Formando agentes de transformação social
Ela considera que também é papel da universidade fazer as articulações com os agentes que podem acelerar um projeto universitário. “Por exemplo, o aluno faz um projeto para se formar no curso, um TCC. Ele idealiza o projeto, mas a ideia nunca sai do papel”, diz. Estas articulações, ao contrário, ajudam a transformar a ideia em realidade.
Como exemplo, Aloi cita a experiência paraense do negócio social Amana Katu, que significa “chuva boa”, em tupi guarani. O negócio investiu em tecnologias sustentáveis e de baixo custo para ampliar o acesso à água tratada nas comunidades ribeirinhas da Amazônia. O premiado projeto foi criado por estudantes da Universidade Federal do Pará, em 2017, e se tornou realidade com apoio de empresas parceiras e OSC de empreendedorismo social.
Ao transformar as chuvas em água potável, a inovação levou água limpa a mais de 10 mil pessoas na região. Com isso, o empreendimento tornou-se um bem-sucedido negócio de impacto social e ambiental que comercializa suas soluções com outros países.
Assim como a Amana Katu, existem muitas experiências nascidas de projetos promissores que acabam engavetados ou restritos a pequenos nichos, embora possuam potencial para impactar e beneficiar muito mais pessoas.
“[O negócio social Amana Katu] era o projeto de um aluno que ia se formar na universidade. Nesse caso, foi possível fazer essa ponte do que ele estava propondo com a necessidade do território, acelerar esse negócio e associá-lo a outros parceiros”, diz Aloi. Todos os anos, muitas outras boas ideias não têm a mesma sorte.

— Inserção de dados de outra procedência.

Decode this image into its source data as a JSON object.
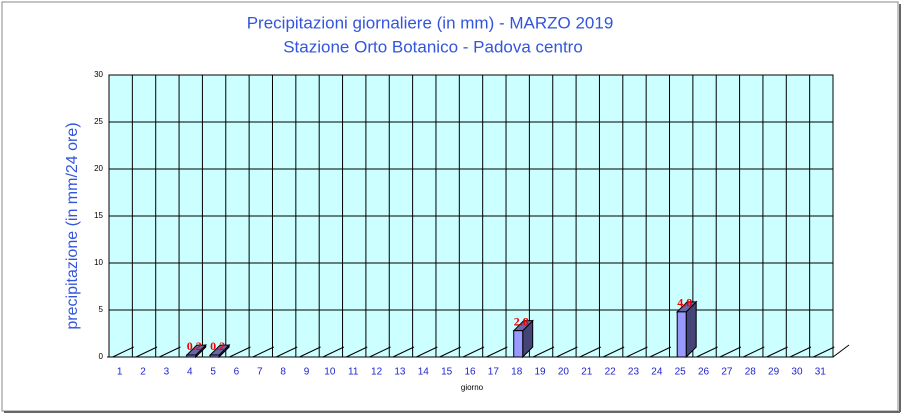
{
  "chart_data": {
    "type": "bar3d",
    "title": "Precipitazioni giornaliere (in mm) - MARZO 2019",
    "subtitle": "Stazione Orto Botanico - Padova centro",
    "y_label": "precipitazione (in mm/24 ore)",
    "x_label": "giorno",
    "categories": [
      "1",
      "2",
      "3",
      "4",
      "5",
      "6",
      "7",
      "8",
      "9",
      "10",
      "11",
      "12",
      "13",
      "14",
      "15",
      "16",
      "17",
      "18",
      "19",
      "20",
      "21",
      "22",
      "23",
      "24",
      "25",
      "26",
      "27",
      "28",
      "29",
      "30",
      "31"
    ],
    "values": [
      0,
      0,
      0,
      0.2,
      0.2,
      0,
      0,
      0,
      0,
      0,
      0,
      0,
      0,
      0,
      0,
      0,
      0,
      2.8,
      0,
      0,
      0,
      0,
      0,
      0,
      4.8,
      0,
      0,
      0,
      0,
      0,
      0
    ],
    "color": "#9999ff",
    "ylim": [
      0,
      30
    ],
    "yticks": [
      0,
      5,
      10,
      15,
      20,
      25,
      30
    ],
    "grid": true
  }
}
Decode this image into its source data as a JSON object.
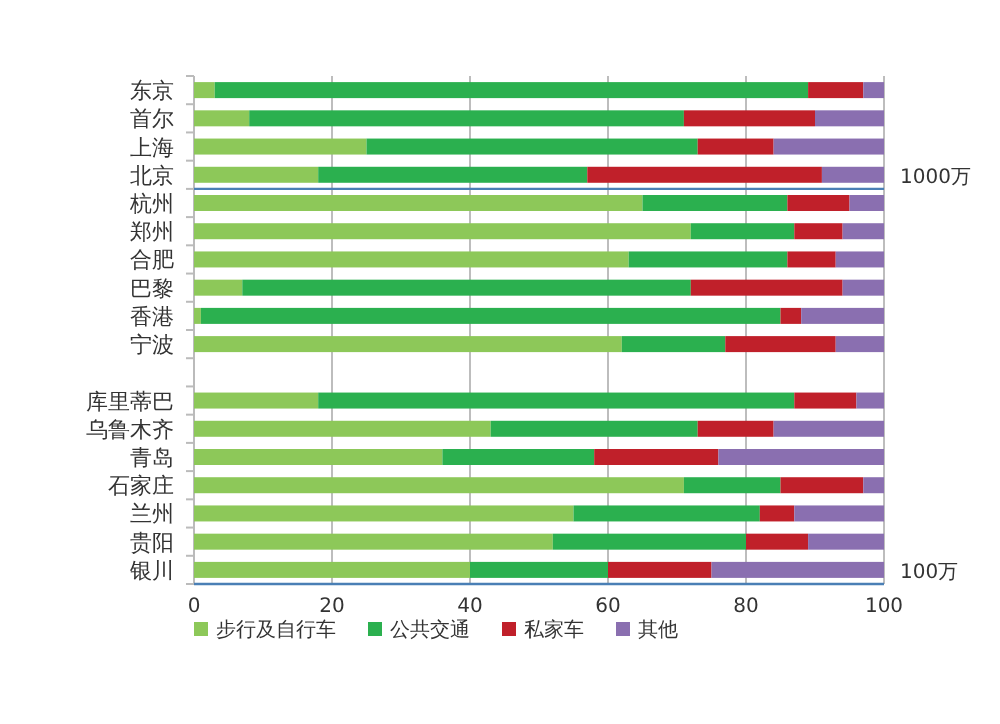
{
  "chart_data": {
    "type": "bar",
    "orientation": "horizontal",
    "stacked": true,
    "categories": [
      "东京",
      "首尔",
      "上海",
      "北京",
      "杭州",
      "郑州",
      "合肥",
      "巴黎",
      "香港",
      "宁波",
      null,
      "库里蒂巴",
      "乌鲁木齐",
      "青岛",
      "石家庄",
      "兰州",
      "贵阳",
      "银川"
    ],
    "series": [
      {
        "name": "步行及自行车",
        "color": "#8dc859",
        "values": [
          3,
          8,
          25,
          18,
          65,
          72,
          63,
          7,
          1,
          62,
          null,
          18,
          43,
          36,
          71,
          55,
          52,
          40
        ]
      },
      {
        "name": "公共交通",
        "color": "#2bb04f",
        "values": [
          86,
          63,
          48,
          39,
          21,
          15,
          23,
          65,
          84,
          15,
          null,
          69,
          30,
          22,
          14,
          27,
          28,
          20
        ]
      },
      {
        "name": "私家车",
        "color": "#c0202a",
        "values": [
          8,
          19,
          11,
          34,
          9,
          7,
          7,
          22,
          3,
          16,
          null,
          9,
          11,
          18,
          12,
          5,
          9,
          15
        ]
      },
      {
        "name": "其他",
        "color": "#8a6fb0",
        "values": [
          3,
          10,
          16,
          9,
          5,
          6,
          7,
          6,
          12,
          7,
          null,
          4,
          16,
          24,
          3,
          13,
          11,
          25
        ]
      }
    ],
    "xlim": [
      0,
      100
    ],
    "xticks": [
      0,
      20,
      40,
      60,
      80,
      100
    ],
    "grid": "x",
    "legend": "bottom",
    "ref_lines": [
      {
        "axis": "y",
        "value": "北京",
        "label": "1000万",
        "color": "#4a7fb5"
      }
    ],
    "annotations": [
      "100万"
    ]
  }
}
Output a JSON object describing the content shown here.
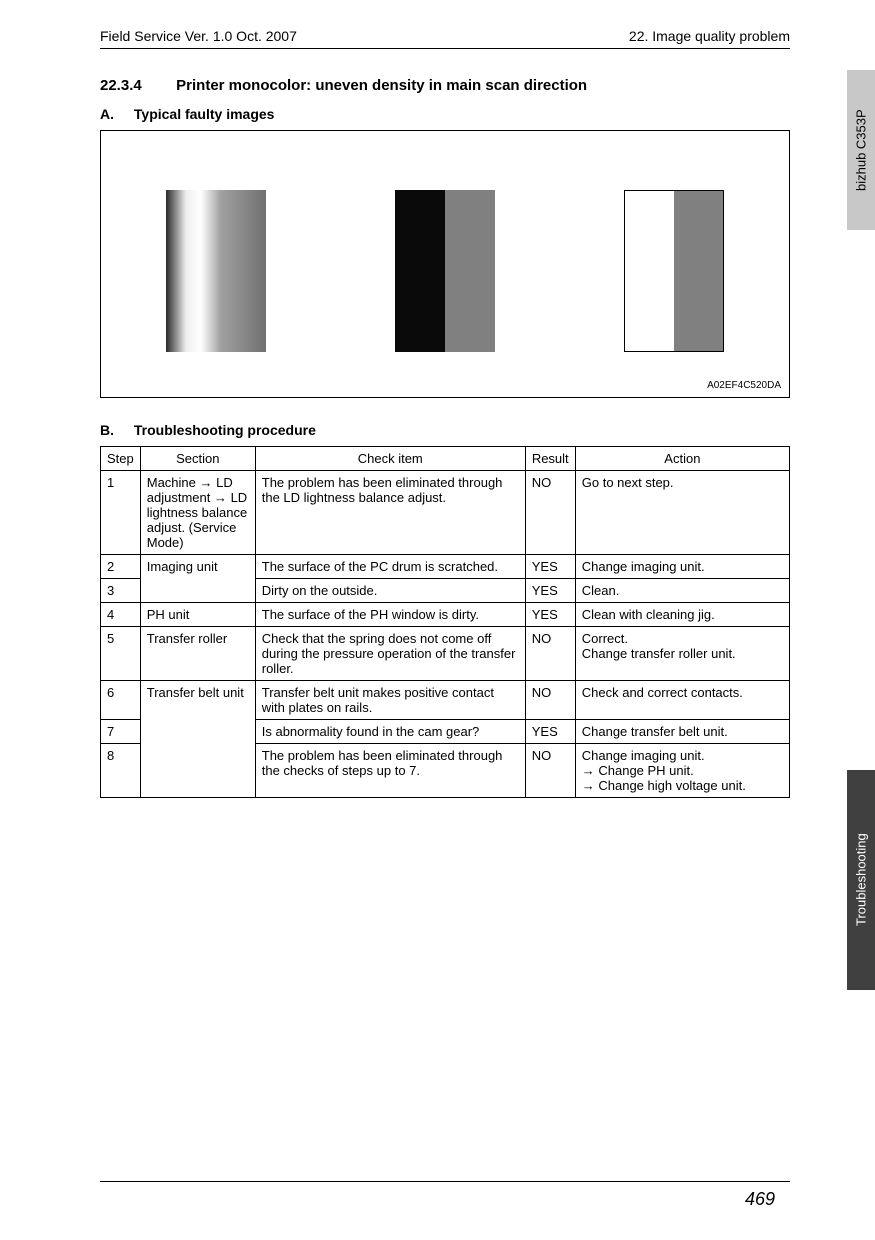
{
  "header": {
    "left": "Field Service Ver. 1.0 Oct. 2007",
    "right": "22. Image quality problem"
  },
  "section": {
    "number": "22.3.4",
    "title": "Printer monocolor: uneven density in main scan direction"
  },
  "subA": {
    "letter": "A.",
    "title": "Typical faulty images"
  },
  "subB": {
    "letter": "B.",
    "title": "Troubleshooting procedure"
  },
  "figure": {
    "code": "A02EF4C520DA"
  },
  "tabs": {
    "top": "bizhub C353P",
    "bottom": "Troubleshooting"
  },
  "pageNumber": "469",
  "table": {
    "headers": {
      "step": "Step",
      "section": "Section",
      "check": "Check item",
      "result": "Result",
      "action": "Action"
    },
    "rows": [
      {
        "step": "1",
        "section": "Machine → LD adjustment → LD lightness balance adjust. (Service Mode)",
        "check": "The problem has been eliminated through the LD lightness balance adjust.",
        "result": "NO",
        "action": "Go to next step."
      },
      {
        "step": "2",
        "section": "Imaging unit",
        "check": "The surface of the PC drum is scratched.",
        "result": "YES",
        "action": "Change imaging unit."
      },
      {
        "step": "3",
        "section": "",
        "check": "Dirty on the outside.",
        "result": "YES",
        "action": "Clean."
      },
      {
        "step": "4",
        "section": "PH unit",
        "check": "The surface of the PH window is dirty.",
        "result": "YES",
        "action": "Clean with cleaning jig."
      },
      {
        "step": "5",
        "section": "Transfer roller",
        "check": "Check that the spring does not come off during the pressure operation of the transfer roller.",
        "result": "NO",
        "action": "Correct.\nChange transfer roller unit."
      },
      {
        "step": "6",
        "section": "Transfer belt unit",
        "check": "Transfer belt unit makes positive contact with plates on rails.",
        "result": "NO",
        "action": "Check and correct contacts."
      },
      {
        "step": "7",
        "section": "",
        "check": "Is abnormality found in the cam gear?",
        "result": "YES",
        "action": "Change transfer belt unit."
      },
      {
        "step": "8",
        "section": "",
        "check": "The problem has been eliminated through the checks of steps up to 7.",
        "result": "NO",
        "action": "Change imaging unit.\n→ Change PH unit.\n→ Change high voltage unit."
      }
    ]
  }
}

Projeto da PUC enfoca alunos do ensino médio público
A professora e pró-reitora de Inovação da PUC, Camila Brasil Gonçalves Campos, diz que nesse um ano de Coalizão a universidade se apropriou muito do tema e teve vários avanços importantes. “Nós já temos pelo menos uma proposta de negócio de impacto que derivou dos nossos alunos por conta de um professor, que trouxe esse debate para a sala de aula”, conta Campos.
Ela se refere ao projeto Cria Impacto, aprovado em edital, que tem como objetivo incentivar o desenvolvimento do empreendedorismo de impacto social e fomentar a aceleração de negócios de impacto entre jovens em situação de vulnerabilidade socioeconômica.

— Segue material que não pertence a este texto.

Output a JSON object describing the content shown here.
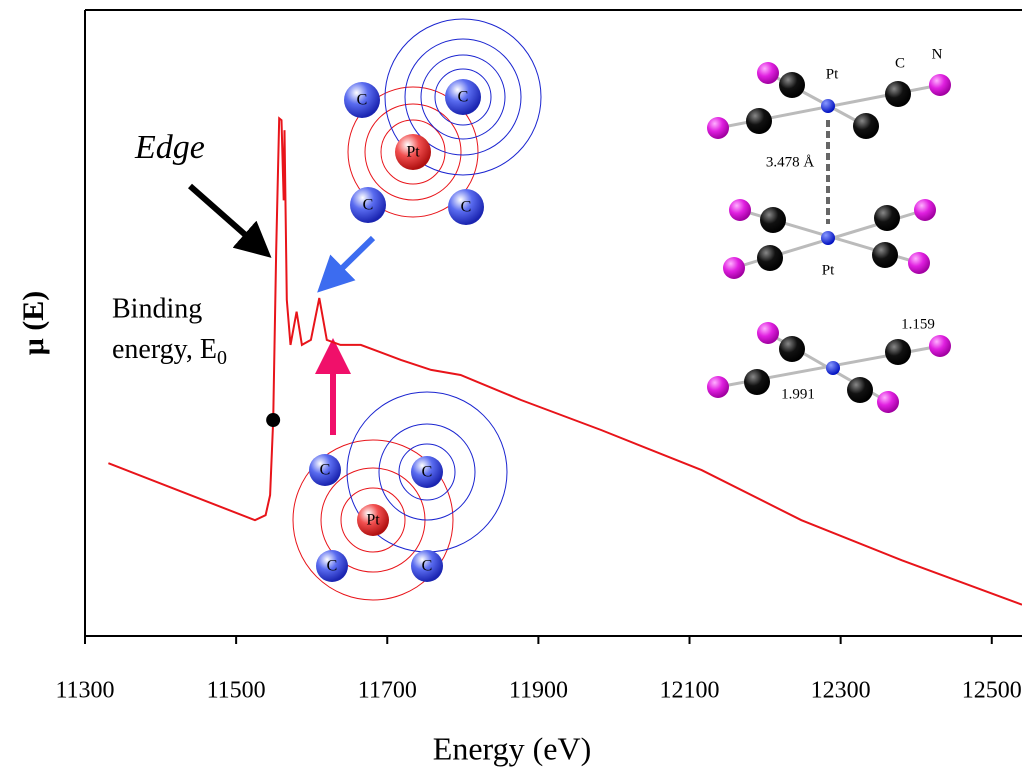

“A partir de agosto, o programa Cria Impacto vai atuar com alunos do ensino médio público de Campinas. A ideia é que seja um programa permanente da Rede Mescla [espaço da PUC dedicado a estimular atividades de inovação e empreendedorismo] para startups interessadas em receber esse tipo de mentoria e de aceleração focadas em negócio de impacto social e ambiental.”
A pró-reitora diz que percebe que o tema está cada vez mais presente nas gerações que chegam à universidade. “Eles chegam na universidade com esse tipo de anseio de querer ter um papel no desenvolvimento de uma sociedade mais justa, mais solidária, mais igualitária e que a gente cuide do meio ambiente. Essa preocupação está cada vez mais presente nas gerações que estão chegando na universidade.”
Nova lógica econômica contraria pilares do capitalismo
Camila Campos destaca que é muito importante o debate público do tema para que as pessoas entendam melhor do que se trata. “Ainda falta esclarecer que trabalhar por uma sociedade mais justa não é uma ação filantrópica, que só pode ser feita pelo governo ou por uma iniciativa civil voluntária. Existem negócios que podem ajudar na resolução de problemas sociais. É possível ter uma participação economicamente ativa para transformar a sociedade, e que o fruto desse trabalho tenha impacto real e positivo na sociedade. Eu acho que é nesse ponto que a gente está. Precisamos ensinar que é possível empreender dessa forma. E aí acho que está o nosso papel na universidade. Levar essa mensagem e as formas de como isso pode ser feito”, avalia.
Ela acredita que essa “economia do bem” é a economia do futuro e que alcançá-la exigirá o enfrentamento de grandes desafios. “A lógica da sociedade de consumo tem impactos severos para o meio ambiente e para o social também. Aliás, embora falemos muito na economia circular, trata-se de uma nova lógica de funcionamento econômico que contraria alguns pilares do próprio capitalismo”, analisa.
Para ela, a formação dessas redes ajuda a pensar e entender melhor essa nova lógica. “Juntos, a gente consegue pensar melhor, fazer mais e essa já é uma lógica dessa nova economia que vem surgindo.”
O próximo passo da jornada será entre os dias 4 e 6 de setembro, em São Paulo: um encontro nacional presencial de lideranças dos 15 projetos aprovados nas seis cidades da Coalizão para acompanhamento e troca de experiências.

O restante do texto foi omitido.